Minas: Exactement! La seule façon de faire sortir Actarus de son trou, c'est de tout détruire. Alors là, il sera bien obligé de se montrer.
Hydargos: C'est une idée géniale. [sic]
Minos: C'est en effet un plan qui peut réussir.
Cette idée n'est pas géniale finalement. Elle sera un échec sur les deux plans: le gens de Véga ne détruiront par TOUT, et n'apprendront pas où se cache Goldorak.
Tout cela sans compter qu'il y a de gros problèmes dans la chaîne de commandement. L'armée de Véga finit véritablement par nous paraître pathétique et ses échecs gênants, surtout quand on se rend compte que leurs défaites répétées tiennent un peu d'un mauvais concours de circonstances. Déjà que sur le front anti-Goldorak, ça stagne pour ne pas dire plus, l'approvisionnement en ressources se tarit après l'effondrement de l'étoile Dynamo et l'explosion des mines de lasernium (j'adore ce mot!) qui provoque la destruction de la civilisation végane. Et, comble du malheur, tout ce qui reste de cette civilisation se replie sur le camp de la Lune noire tenu à ce moment par Minos et Horos, double tête de commandement aussi incompétente que paranoïaque. Non seulement incapables de se faire obéir à des moments-clés, ils complotent aussi lorsque leurs postes sont menacés par des nouveaux venus. Tout cela implante petit à petit dans la série l'idée que Goldorak et Actarus ne sont peut-être pas si héroïques et compétents que ça finalement pour défendre la Planète bleue. Ils se battent contre une armée en déclin et en déroute.

5- Les personnages secondaires ne savent pas se tenir. 
 Banta... Le "moment de détente" comique de l'émission, c'est ce voisin mexicain pataud et gueulard. Mais il commet à plusieurs reprises des actes de harcèlement sexuel à l'endroit de Vénusia. Et ce n'est pas de la surinterprétation. Dans "Attaque sur Perlépolis", on le voit explicitement pogner une boule à Vénusia lorsque leur autobus est aspiré par l'engin de Véga. De son côté, Rigel, le père de Vénusia et de Mizar, est une sorte de vieux cinglé. Bien qu'il soit lui aussi posé comme "comic reflief", son inclusion dans la trame plutôt réaliste et dramatique fait en sorte qu'il apparaît souvent comme un dérangé navrant que tout le monde tolère parce qu'il fait partie de la famille. Il tire sur ses enfants à la carabine à un moment pour leur montrer qu'il sait viser et se saoule tellement à la fête du Nouvel An qu'il s'endort sur la table, devant son fils de 10 ans qui a lui aussi les joues rouges d'ivresse. Tout cela, sans aucunes conséquences morales, ce qui, soit dit en passant, arrive souvent aux Fêtes même dans les meilleures familles. Des comportements navrants sans conséquences, on ne voit pour ainsi dire jamais ça à la télé ou au cinéma. Goldorak: 1, HBO: 0


Illustration: Vincent Giard 6- Venusia et Phénicia. 

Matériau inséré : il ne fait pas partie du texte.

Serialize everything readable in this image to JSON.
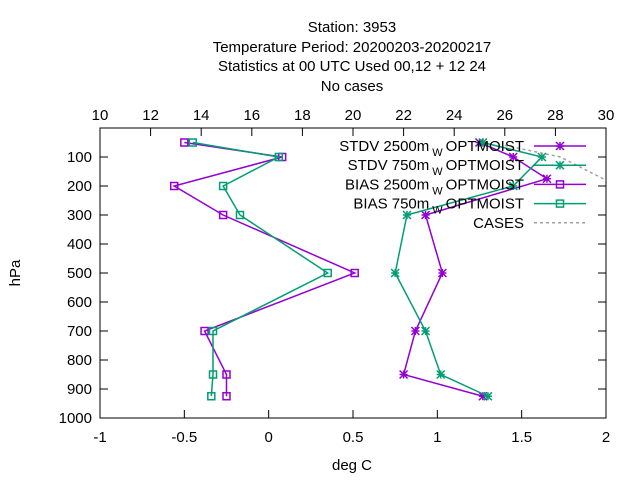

 Vénusia fait partie, avec quelques ennemis de Goldorak, des seuls personnages crédibles de la série. La série devient brièvement à travers elle une sorte de roman d'apprentissage qui la voit quitter l'adolescence pour entrer dans l'âge adulte, la complexité des émotions et les conflits intérieurs. Dans l'arc qui la voit devenir pilote au sein de la "patrouille des aigles", Vénusia fait face à une opposition qui met mal à l'aise tellement elle nous place face à des préjugés machistes qui ne sont pas toujours traités comme tels dans le cours du récit. Ce type de récit de la femme qui s'affiche dans un rôle non conventionnel était déjà assez progressiste au milieu des années 70, mais ce qui place la figure de Vénusia à part, c'est la manière frontale avec laquelle sont présentés le sexisme et la misogynie auxquels elle doit faire face. À cette occasion, le professeur Procyon, Alcor, Riguel et bien sûr Actarus, des personnages qui sont partout ailleurs des figures positives, sont ici des vrais beaufs qui cherchent à tout prix à démolir le moral de Vénusia, à la rabaisser, à la ridiculiser. Qu'on ait choisi de présenter de cette manière le récit de Vénusia indique à quel point, pour cette période, dans la mentalité japonaise, cette question du féminisme a pu faire l'objet d'un véritable déchirement, car même si elle s'impose à la fin, la pureté morale des autres personnages prend discrètement un bon coup de fulguropoing. Voilà assurément un bel exemple de polyphonie bakhtinienne: Go Nagai et les scénaristes de Goldorak sont manifestement des conservateurs, mais ils laissent néanmoins s'affirmer à travers le récit une volonté progressiste propre à l'atmosphère de l'époque sans la critiquer ni la démolir. Attention les profs: un petit coup de Goldo au lieu des Possédés de Dostoïevski, ça te redynamise un cours sur Bakhtine le vendredi après-midi. Utiliser avec parcimonie.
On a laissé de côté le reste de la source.